The reasons for the rise of English can be summed up as the United States, the post-Second World War independence movements and technology. Most of the new nations created since the 1950s have opted for English as a means of communication. US economic supremacy and media carried English across the world. It has not, however, made the US the centre of English.

That is perhaps because language use there remains a hot political topic, even a subject fit for litigation in a way it could never be in the more linguistically tolerant circumstances of Britain. As Prof Crystal puts it, a language that in 1066 looked to be on its last legs opened itself to thousands of foreign (French and Latin) borrowings and has never since attempted codification.

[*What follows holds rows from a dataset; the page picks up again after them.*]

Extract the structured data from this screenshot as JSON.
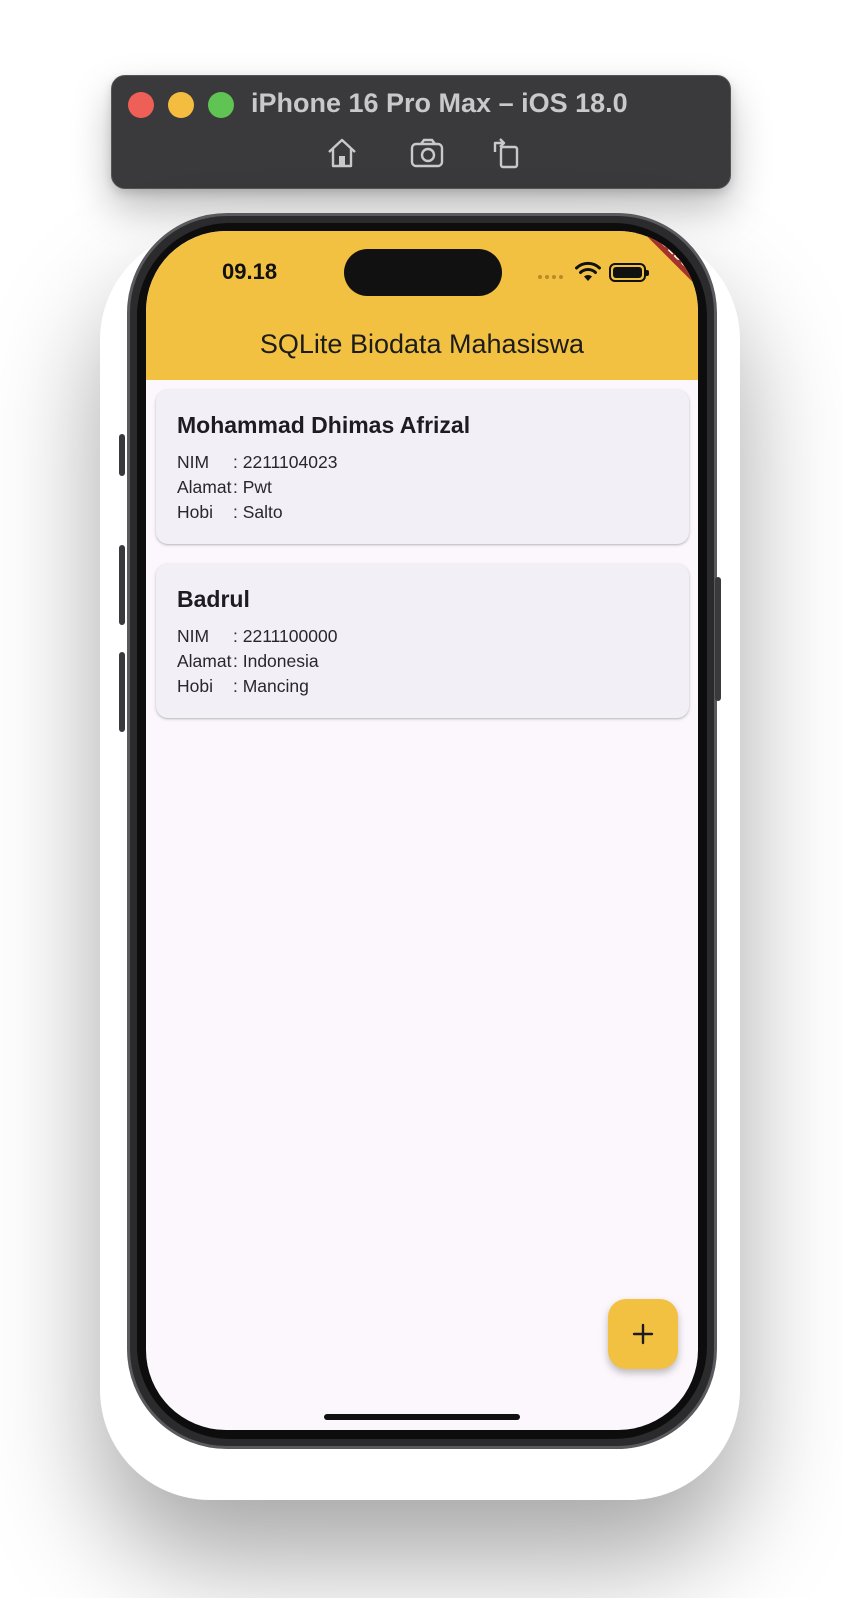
{
  "simulator": {
    "title": "iPhone 16 Pro Max – iOS 18.0",
    "tools": [
      "home-icon",
      "screenshot-icon",
      "rotate-icon"
    ]
  },
  "status_bar": {
    "time": "09.18"
  },
  "debug_banner": "DEBUG",
  "app_bar": {
    "title": "SQLite Biodata Mahasiswa",
    "color": "#f3c142"
  },
  "students": [
    {
      "name": "Mohammad Dhimas Afrizal",
      "nim_label": "NIM",
      "nim": ": 2211104023",
      "alamat_label": "Alamat",
      "alamat": ": Pwt",
      "hobi_label": "Hobi",
      "hobi": ": Salto"
    },
    {
      "name": "Badrul",
      "nim_label": "NIM",
      "nim": ": 2211100000",
      "alamat_label": "Alamat",
      "alamat": ": Indonesia",
      "hobi_label": "Hobi",
      "hobi": ": Mancing"
    }
  ],
  "fab": {
    "icon": "plus-icon"
  }
}
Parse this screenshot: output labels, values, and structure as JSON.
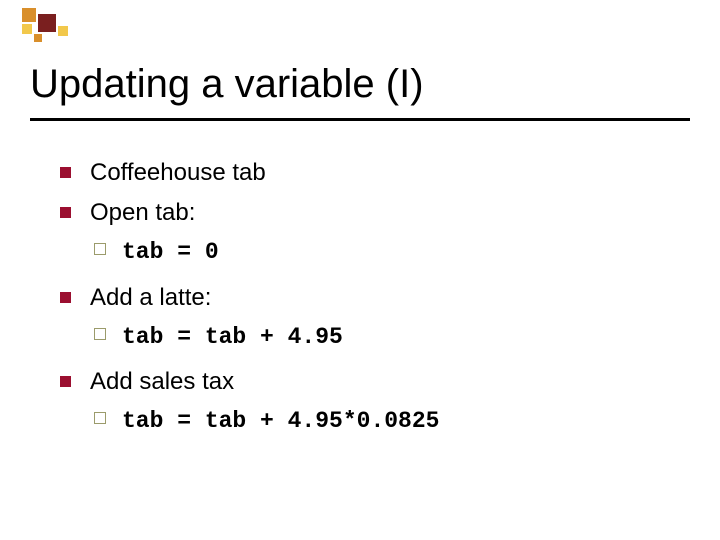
{
  "deco": {
    "c_dark": "#7a1f1f",
    "c_orange": "#d98f2b",
    "c_yellow": "#f2c84b"
  },
  "title": "Updating a variable (I)",
  "bullets": {
    "b1": "Coffeehouse tab",
    "b2": "Open tab:",
    "b2_code": "tab = 0",
    "b3": "Add a latte:",
    "b3_code": "tab = tab + 4.95",
    "b4": "Add sales tax",
    "b4_code": "tab =  tab + 4.95*0.0825"
  }
}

He warns schoolteachers and politicians against taking a "French" view of the language and taking an over-restrictive view of grammar and word use.

Once it used to be thought that English would be pushed out by insurgent nationalists. But the fate of English in Ireland seems the more likely destiny of the language in the Third World. Languages survive, Prof Crystal says, if they promote both intelligibility and identity. For many in Africa and India, English is both a means of peoples making themselves understood in the world, and a way groups within the country can identify.